Kinky Sex Makes the World Go 'Round
Quelle: Spotify
greetings...
this is the secratary of war at
the state department of the united states...
we have a problem.
the companys want to do something about the sluggish world economic situation...
profits have been running a little thin lately and we need to stimulate some growth...
now we no theres an alarmingly high number of
young people roaming around in your country
with nothing to do but stir up trouble for the police and damage private property.
it doesnt look like they will ever get a job...
its about time wedid something constructive with these people...
we've got thousands of 'em here too.
they're crawling all over...
the companies think time we all sit down, have a serious get together
START ANOTHER WAR...
the president? oh he loves the idea!
all those missiles streaming over-head to-an-fro... napalm...
people running down the road, skin on fire...
the soviets seem up for it...
the kremlins been itching for the real thing for years: hell
afganistans no fun. so whadya say?...
we dont even have to win this war.
we just want to cut down on some of this exess population...
now look, just start up a draft:
draft as many people as you can.
we'll call up every last youngster we can get our hands on
give 'em some speed
give em an hour or two to learn how to use an automatic rifle
and send 'em on there way... libya?...
el salvador? how bought northern ireland?
or a moderatly repressive regime in southern america?
we'll just cook up a good soviet threat story in the middle east.
we need that oil-we had libya
all ready to go and colonel khadafys hit squad didnt even show up.
i tellya... that man is UNREALIABLE.
the kremlin had there fingers on the button just like we did for that one.
now just think for a minute...
we can make this war so big... soo big...
the more people we kill in this war.the more economy will prosper...
we can get ride of practicaly every one on your dole qeues if we plan this right.

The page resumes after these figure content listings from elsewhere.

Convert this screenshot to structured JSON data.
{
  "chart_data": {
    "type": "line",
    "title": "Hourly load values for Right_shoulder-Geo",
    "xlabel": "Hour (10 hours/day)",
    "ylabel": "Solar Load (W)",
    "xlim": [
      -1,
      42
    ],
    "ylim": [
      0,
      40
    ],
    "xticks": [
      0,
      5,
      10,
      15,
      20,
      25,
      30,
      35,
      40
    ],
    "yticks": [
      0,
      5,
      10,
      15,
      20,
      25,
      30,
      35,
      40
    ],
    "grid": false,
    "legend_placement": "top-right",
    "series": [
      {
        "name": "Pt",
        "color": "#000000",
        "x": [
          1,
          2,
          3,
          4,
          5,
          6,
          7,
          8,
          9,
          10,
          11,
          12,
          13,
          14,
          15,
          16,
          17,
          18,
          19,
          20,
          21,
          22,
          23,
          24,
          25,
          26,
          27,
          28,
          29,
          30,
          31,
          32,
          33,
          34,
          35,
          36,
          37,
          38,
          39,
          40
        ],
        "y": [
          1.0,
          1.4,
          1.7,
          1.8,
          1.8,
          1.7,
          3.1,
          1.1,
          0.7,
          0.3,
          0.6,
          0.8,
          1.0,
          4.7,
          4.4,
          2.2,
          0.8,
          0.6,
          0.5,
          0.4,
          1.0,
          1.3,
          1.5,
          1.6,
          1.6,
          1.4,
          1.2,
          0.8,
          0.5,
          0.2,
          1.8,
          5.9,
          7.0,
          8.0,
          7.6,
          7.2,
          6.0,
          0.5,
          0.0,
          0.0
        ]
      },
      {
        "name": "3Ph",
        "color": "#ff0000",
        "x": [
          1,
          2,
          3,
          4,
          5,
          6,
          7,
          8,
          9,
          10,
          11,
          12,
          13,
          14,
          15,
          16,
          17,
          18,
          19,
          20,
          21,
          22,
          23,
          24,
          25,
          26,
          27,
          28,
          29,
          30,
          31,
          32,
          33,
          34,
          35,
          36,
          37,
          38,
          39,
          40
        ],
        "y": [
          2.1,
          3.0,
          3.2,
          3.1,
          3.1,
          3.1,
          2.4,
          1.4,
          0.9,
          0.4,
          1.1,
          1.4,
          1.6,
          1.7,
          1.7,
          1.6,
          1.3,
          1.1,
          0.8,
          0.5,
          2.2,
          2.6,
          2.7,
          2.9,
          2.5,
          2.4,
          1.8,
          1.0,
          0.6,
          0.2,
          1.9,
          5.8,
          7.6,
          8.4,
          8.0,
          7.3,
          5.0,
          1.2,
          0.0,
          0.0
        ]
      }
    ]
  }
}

take every loafer on welfar right off computer rolls...
now dont worry about those demonstraters...
just PUMP UP YOUR DRUG SUPPLY.
so many people have hooked them selves on heroine
and anphetamines since we took over, its just like veitnam.
we had everybody so busy with lsd it never got too strong.
keep the war functioning just fine... its easy.
we've got college kids so interested in beer they dont even care
that we start putting manufacturing germ bombs again,
put a nuclear stockpile in ther back yard.
they wouldnt even no what it looked like... so how bought it?
look-WAR IS MONEY-
the arms manufacturers tell me unless we get our bomb factorys
up to full production the whole economy is going to colapse...
the soviets are in the same boat...
we all think its TIME FOR THE BIG ONE.
so whadya say?!?...ohhh its marvoules... thats exelent...
we new youd agree!... the companies will be very pleased.